31. Zaufanie, a prawda.

Przerażona wpatrywała się jej w piegowatą twarz, która śmiała się radośnie. Widok tej rudowłosej dziewczyny w żaden sposób nie uszczęśliwiał Miki i zupełnie nie rozumiała, jakim cudem ją tutaj znalazła. Już dobrze wiedziała, że miała do czynienia ze zwykłą oszustką, dlatego nie chciała ją więcej widzieć.

- SooYeon, co ty tutaj robisz? - zapytała ostro, puszczając klamkę od drzwi knajpki.

- Szukałam Cię, Mika - odpowiedziała oczywistym tonem - tak niespodziewanie opuściłaś wczoraj imprezę.

- Nie miałam zamiaru tam dłużej przebywać, Jungkook po mnie przyjechał - wyjaśniała.

- Yoongi mi wszystko powiedział, jak również to że go zostawiłaś, odjeżdżając z tym chłopakiem - była oburzona.

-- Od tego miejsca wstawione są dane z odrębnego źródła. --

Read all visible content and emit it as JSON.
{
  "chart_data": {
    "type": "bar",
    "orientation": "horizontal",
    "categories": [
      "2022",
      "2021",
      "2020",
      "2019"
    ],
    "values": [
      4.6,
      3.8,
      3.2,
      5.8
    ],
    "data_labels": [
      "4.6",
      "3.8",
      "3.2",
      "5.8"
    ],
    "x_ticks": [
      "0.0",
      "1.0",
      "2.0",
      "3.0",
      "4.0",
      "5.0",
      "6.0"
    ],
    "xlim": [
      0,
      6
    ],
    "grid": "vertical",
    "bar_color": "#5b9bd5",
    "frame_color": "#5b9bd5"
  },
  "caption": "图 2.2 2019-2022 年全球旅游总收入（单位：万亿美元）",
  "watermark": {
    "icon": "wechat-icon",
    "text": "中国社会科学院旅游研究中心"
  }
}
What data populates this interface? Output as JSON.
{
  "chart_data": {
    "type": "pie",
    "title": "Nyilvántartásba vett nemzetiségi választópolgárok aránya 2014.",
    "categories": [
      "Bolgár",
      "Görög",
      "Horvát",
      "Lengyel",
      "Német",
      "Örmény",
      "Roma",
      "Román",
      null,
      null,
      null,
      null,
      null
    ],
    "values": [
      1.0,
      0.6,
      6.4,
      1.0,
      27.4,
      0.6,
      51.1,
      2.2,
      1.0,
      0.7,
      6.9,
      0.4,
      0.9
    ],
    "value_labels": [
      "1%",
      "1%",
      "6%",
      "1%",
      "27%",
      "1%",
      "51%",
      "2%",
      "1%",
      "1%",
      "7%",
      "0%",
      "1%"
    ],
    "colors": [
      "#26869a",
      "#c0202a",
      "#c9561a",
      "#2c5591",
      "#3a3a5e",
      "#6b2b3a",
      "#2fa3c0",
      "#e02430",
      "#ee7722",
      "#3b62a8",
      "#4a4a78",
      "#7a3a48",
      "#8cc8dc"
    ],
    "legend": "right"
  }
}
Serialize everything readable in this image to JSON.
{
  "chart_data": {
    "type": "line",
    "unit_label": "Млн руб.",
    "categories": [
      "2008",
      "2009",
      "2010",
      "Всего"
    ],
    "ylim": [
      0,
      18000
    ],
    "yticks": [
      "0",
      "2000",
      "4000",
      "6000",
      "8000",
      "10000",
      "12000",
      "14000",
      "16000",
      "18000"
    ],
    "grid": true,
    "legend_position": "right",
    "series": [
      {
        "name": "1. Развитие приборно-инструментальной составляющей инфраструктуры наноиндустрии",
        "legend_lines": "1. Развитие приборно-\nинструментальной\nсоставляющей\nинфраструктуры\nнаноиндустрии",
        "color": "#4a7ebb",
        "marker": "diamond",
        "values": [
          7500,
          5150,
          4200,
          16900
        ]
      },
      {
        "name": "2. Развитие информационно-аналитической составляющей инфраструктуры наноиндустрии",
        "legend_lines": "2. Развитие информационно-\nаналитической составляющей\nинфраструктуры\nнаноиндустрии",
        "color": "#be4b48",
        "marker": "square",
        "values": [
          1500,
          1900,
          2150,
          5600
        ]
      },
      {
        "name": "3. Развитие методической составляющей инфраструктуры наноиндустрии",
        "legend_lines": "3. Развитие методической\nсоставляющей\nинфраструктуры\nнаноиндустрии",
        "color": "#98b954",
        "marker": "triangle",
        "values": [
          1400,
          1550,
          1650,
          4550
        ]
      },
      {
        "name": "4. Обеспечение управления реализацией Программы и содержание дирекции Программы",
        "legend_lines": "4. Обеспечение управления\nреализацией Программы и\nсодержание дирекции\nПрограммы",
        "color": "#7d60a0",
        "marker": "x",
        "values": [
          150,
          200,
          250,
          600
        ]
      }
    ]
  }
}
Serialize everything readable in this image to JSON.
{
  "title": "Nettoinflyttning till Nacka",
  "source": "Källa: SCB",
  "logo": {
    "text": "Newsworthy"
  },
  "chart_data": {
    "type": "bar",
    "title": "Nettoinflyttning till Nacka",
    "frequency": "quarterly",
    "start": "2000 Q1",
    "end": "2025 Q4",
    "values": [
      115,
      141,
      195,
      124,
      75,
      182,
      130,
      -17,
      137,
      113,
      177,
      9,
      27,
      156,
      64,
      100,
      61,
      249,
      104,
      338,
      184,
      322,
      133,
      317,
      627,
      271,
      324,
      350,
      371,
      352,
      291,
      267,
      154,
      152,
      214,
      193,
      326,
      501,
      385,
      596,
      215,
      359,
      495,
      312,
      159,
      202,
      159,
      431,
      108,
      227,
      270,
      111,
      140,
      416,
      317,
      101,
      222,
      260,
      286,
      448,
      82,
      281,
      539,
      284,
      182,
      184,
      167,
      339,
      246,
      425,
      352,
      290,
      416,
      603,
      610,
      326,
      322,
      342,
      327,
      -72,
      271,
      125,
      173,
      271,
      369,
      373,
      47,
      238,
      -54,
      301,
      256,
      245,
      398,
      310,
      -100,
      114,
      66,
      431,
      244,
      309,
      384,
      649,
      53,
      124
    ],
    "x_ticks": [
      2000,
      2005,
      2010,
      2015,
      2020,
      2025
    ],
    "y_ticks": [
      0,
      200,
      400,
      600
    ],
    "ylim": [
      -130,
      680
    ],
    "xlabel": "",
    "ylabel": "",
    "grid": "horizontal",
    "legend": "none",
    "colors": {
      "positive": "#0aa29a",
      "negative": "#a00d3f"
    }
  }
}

- Próbował mnie skrzywdzić, a Jungkook tylko mnie uratował - fuknęła.

- Skrzywdzić? Yoongi nie byłby zdolny do czegoś takiego - pokręciła głową - powinnaś ze mną do niego pójść, jest mu przykro że tak go potraktowałaś.

Podeszła od niej, aby złapać ją za rękę, ale nastolatka w ostatniej chwili się odsunęła, robiąc krok w tył. SooYeon spojrzała na nią zaskoczona, nie rozumiejąc jej zachowania.

- Nigdzie z Tobą nie idę oraz nie mam zamiaru nikogo przepraszać. To ja powinnam żądać tego od was - wycedziła, patrząc na nią z pogardą.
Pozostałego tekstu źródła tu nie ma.